The reality is, what Chief Counsel thinks is irrelevant if the inspector doesn't agree with it, it's like jury nullification in the face of juris stupidus.

The inspectors are not about to create themselves work with deadline jackpots that screw them if not met over this kind of stuff. They really have no desire to get into what happens between family and friends, they cannot benefit at all from doing so and can only bring upon them a hassle. Plus to top it of, to a person, and I have met a good number, FAA inspectors have been really nice people and pilots who like aviation and aren't trying to bring down GA. Seriously, my dealings with them on my gear up couldn't have gone better, and the inspector who finally gave me my ride went above and beyond finding me a last minute plane to use when the plane I had scheduled had been taken by someone else.
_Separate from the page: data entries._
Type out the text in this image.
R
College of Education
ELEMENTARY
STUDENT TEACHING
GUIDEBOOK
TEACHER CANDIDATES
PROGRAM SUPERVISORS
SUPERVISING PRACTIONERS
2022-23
If you are hauling enough people around that the local 135 operator starts getting impacted, that's when the FAA gets involved unless there is an accident and the insurance gets involved in injury claims. That's when you are ****ed. However that will not be an issue in a flight between friends where some friend foots the whole bill to get flown somewhere rather than a pro rata/common purpose. E.G. My buddy calls me up 1am in Long Beach, "Dude, my mom just went to the hospital, my sister thinks it's a stroke, can you fly me up to Oakland? I've got the gas." "Yeah, meet me at the airport gate by my plane in 15 minutes." The fuel truck used his card, I had a PP.

No matter how that flight ends, nobody will care that he bought all the gas and the flight had no common purpose and was a defacto illegal flight; absolutely no one.